Letztes Jahr stand 22 Bahnen von Caroline Wahl als Sommerlektüre sehr hoch im Kurs, doch ich kann versprechen, dass es auch in eine dunklere Jahreszeit passt. Da wünscht man sich dann nämlich ganz gerne den Sommer zurück und bekommt ihn in diesem Buch auch – allerdings nicht so leicht, locker-flockig, sondern mit einigen schweren Themen kombiniert! Das Cover hätte mich auch ohne die vielen positiven Besprechungen im Geschäft sofort neugierig gemacht, das finde ich hervorragend!
Worum geht’s
Tilda musste nach dem Abitur in ihrer Heimatstadt bleiben, denn ihre Mutter ist alkoholkrank und ihre kleine Schwester hat sonst niemandem, der sich um sie kümmern kann. Somit pendelte die junge Frau zwischen Uni, dem Job als Kassiererin im Supermarkt, ihrer Pflege um Schwester (als auch um die eigene Mutter) sowie dem Freibad, welches ihr ein Gefühl von Freiheit gibt, hin und her. Keine leichte Existenz, welche dann noch durch eine mögliche Promotion mit Wegzug nach Berlin und dem Auftauchen eines Mannes verkompliziert wird.
Wie ist’s
Ziemlich realistisch waren die ersten Worte, die mir zu diesem kurzen, gut geschriebenen und leicht zu lesenden Buch eingefallen sind. Wir haben hier ein junges Leben mit Höhen und Tiefen, welche alle sehr glaubhaft geschildert werden und mich sofort in ihren Bann gezogen haben. Ich las das Buch direkt durch, da ich wissen wollte, wie es mit Tilda, ihrer Mutter, ihrer Schwester und auch dem zunächst etwas mysteriös erscheinenden Ivan ausgehen wird und wer wann welche Entscheidung treffen wird. Man kann einfach nicht anders als mitfiebern, sei es in den Familienkonstellationen oder bei der sich langsam entfaltenden Liebesgeschichte zwischen Ivan und Tilda.

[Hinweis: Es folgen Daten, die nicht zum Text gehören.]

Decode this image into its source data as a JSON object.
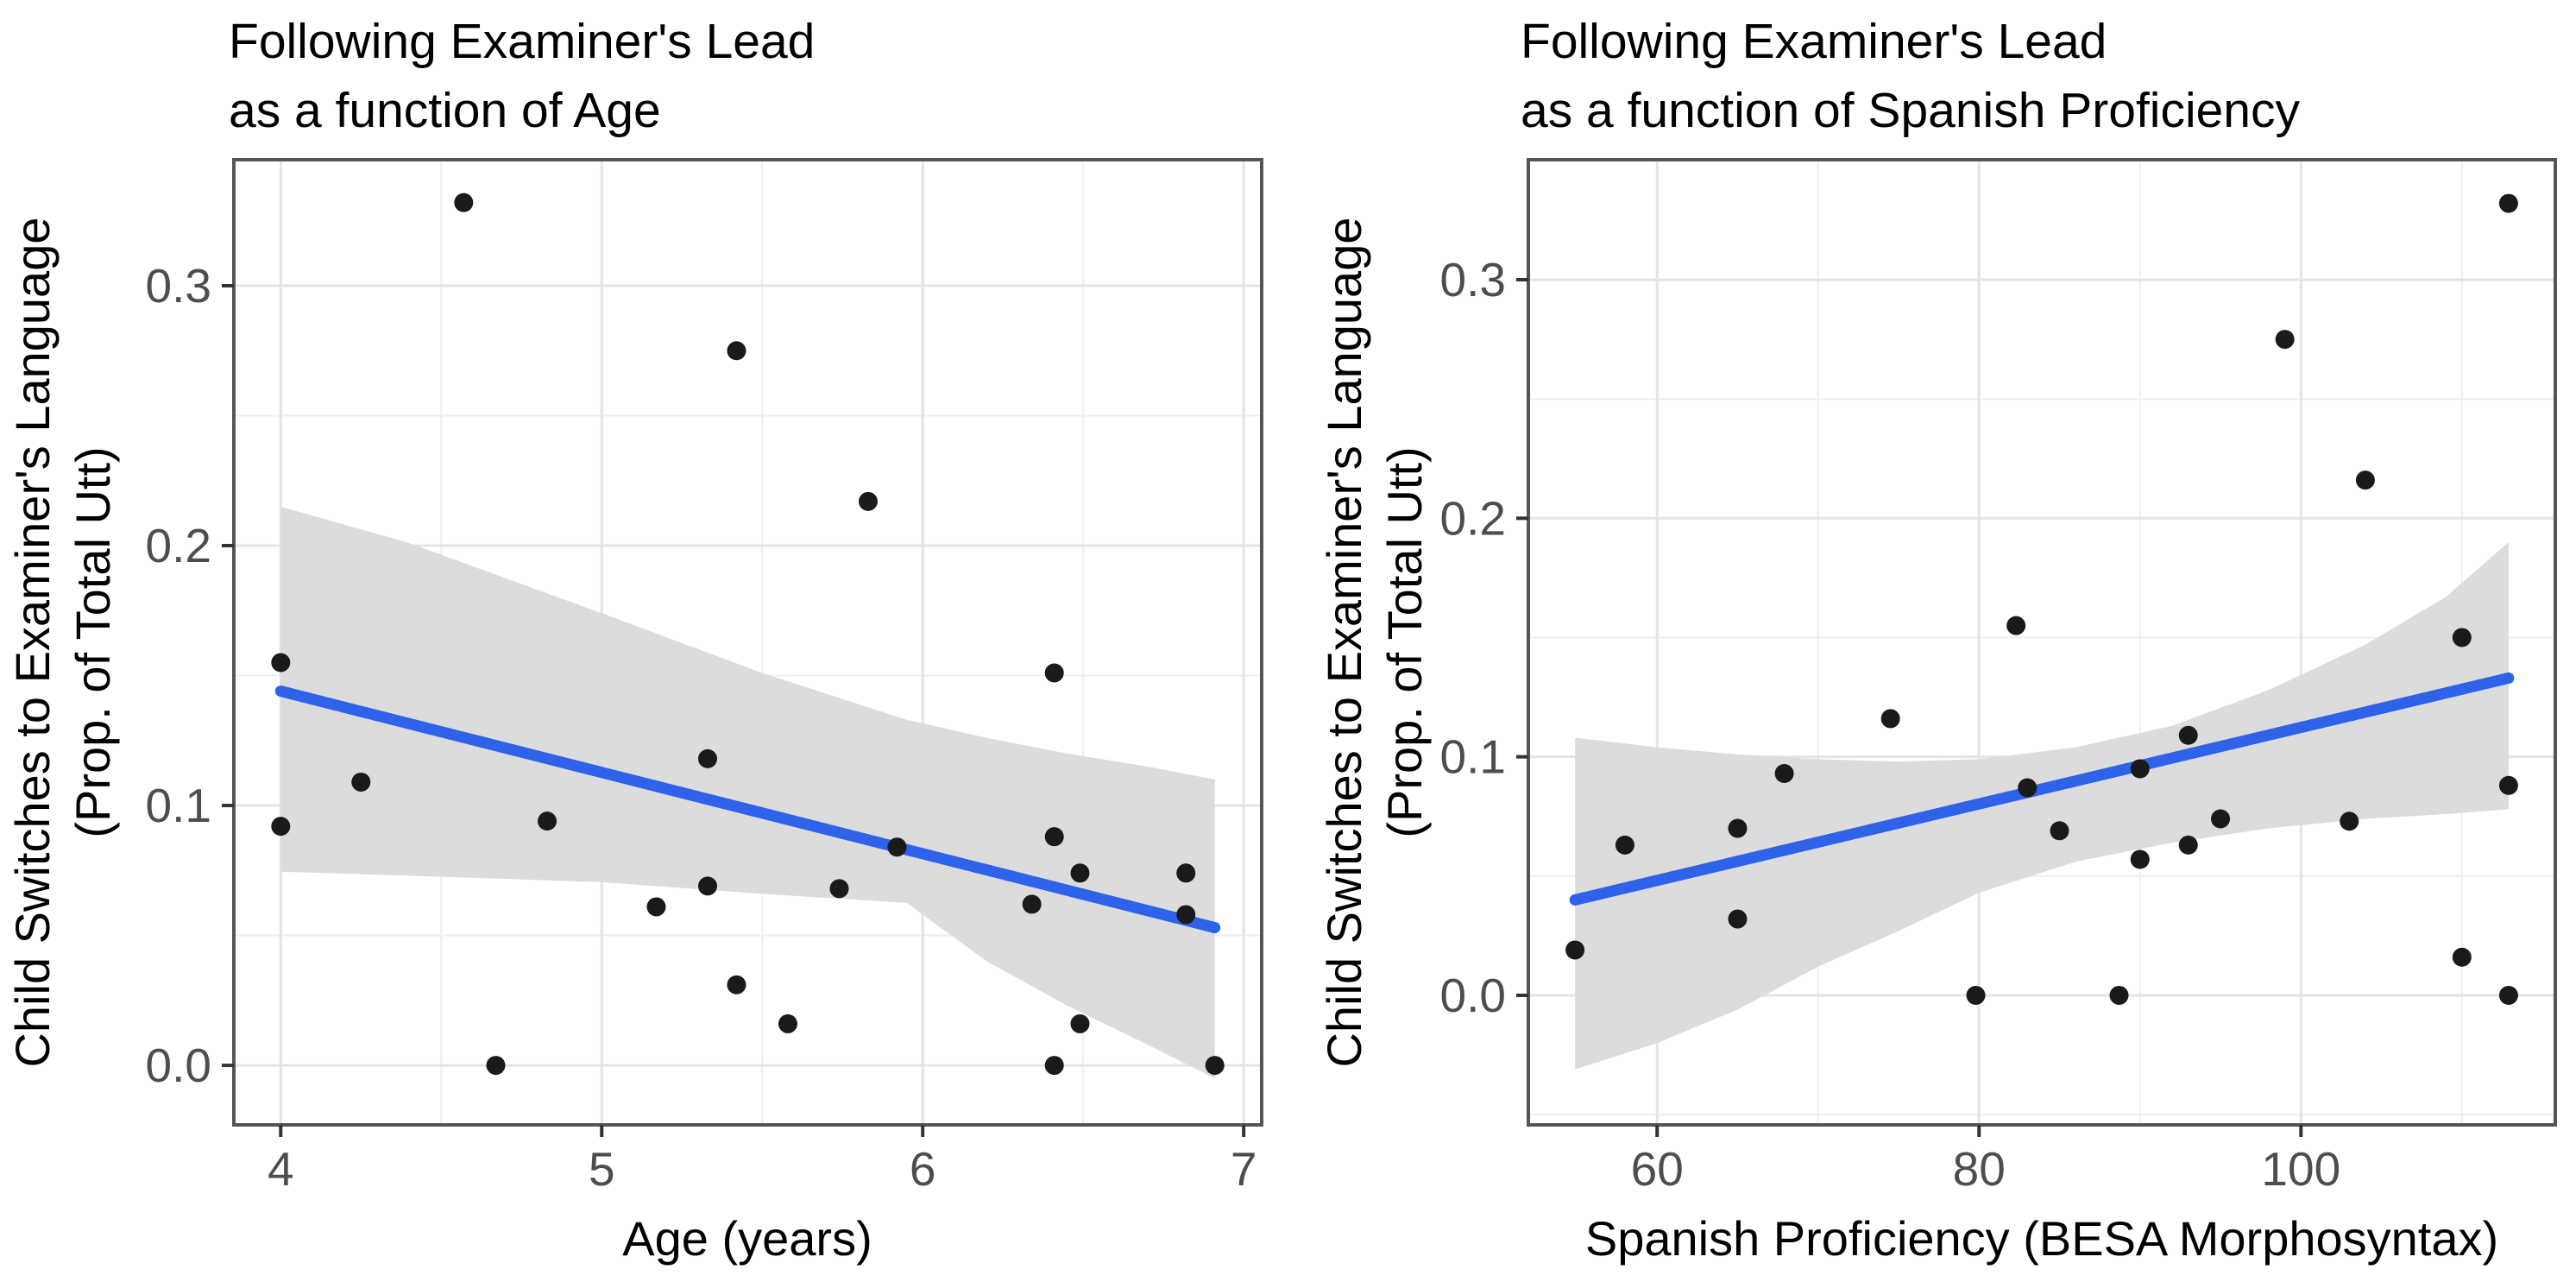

Das Thema Alkoholismus eines Elternteils wird aus verschiedenen Perspektiven behandelt und sehr verdeutlich, wie stark der Einfluss auf so ziemlich alle Lebensbereiche der Familienmitglieder ist. Die beiden jungen Schwestern haben hier jeweils ihre eigene Art, damit umzugehen und wachsen auch daran bzw müssen dadurch schneller erwachsen werden und Stärke entwickeln. Trotz dieses ernsten Settings gelingt es Caroline Wahl aber doch immer wieder Hoffnung und Leichtigkeit mit in das Buch zu bringen, da sie es im Sommer spielen lässt, welchen man mit Tilda im Freibad geradezu schmecken kann.
Für mich kam das Ende des Buches viel zu früh, ich hätte problemlos noch weitere hundert Seiten lesen können, da mich diese doppelte Coming-of-Age-Geschichte wirklich mitgenommen hat. Sprachlich hatte ich hier enorm viel Freude, aber eben auch thematisch war das eine Lektüre, die mich durch ihre Ernsthaftigkeit, gepaart mit Humor und Leichtigkeit sehr überrascht hat. Ich kann somit absolut nachvollziehen, wieso das Buch als Sommerlektüre gefeiert wurde – aber bin gleichzeitig der Meinung, dass man dieses Werk zu jeder Jahreszeit lesen kann. Da es das Debüt von Caroline Wahl gewesen ist, bin ich schon enorm neugierig, worüber ihr nächstes Buch gehen wird – lesen werde ich es auf jeden Fall!
Habt ihr das Buch zufällig auch schon gelesen oder steht es noch auf eurer Leseliste? Wenn ja, wie hat es euch gefallen?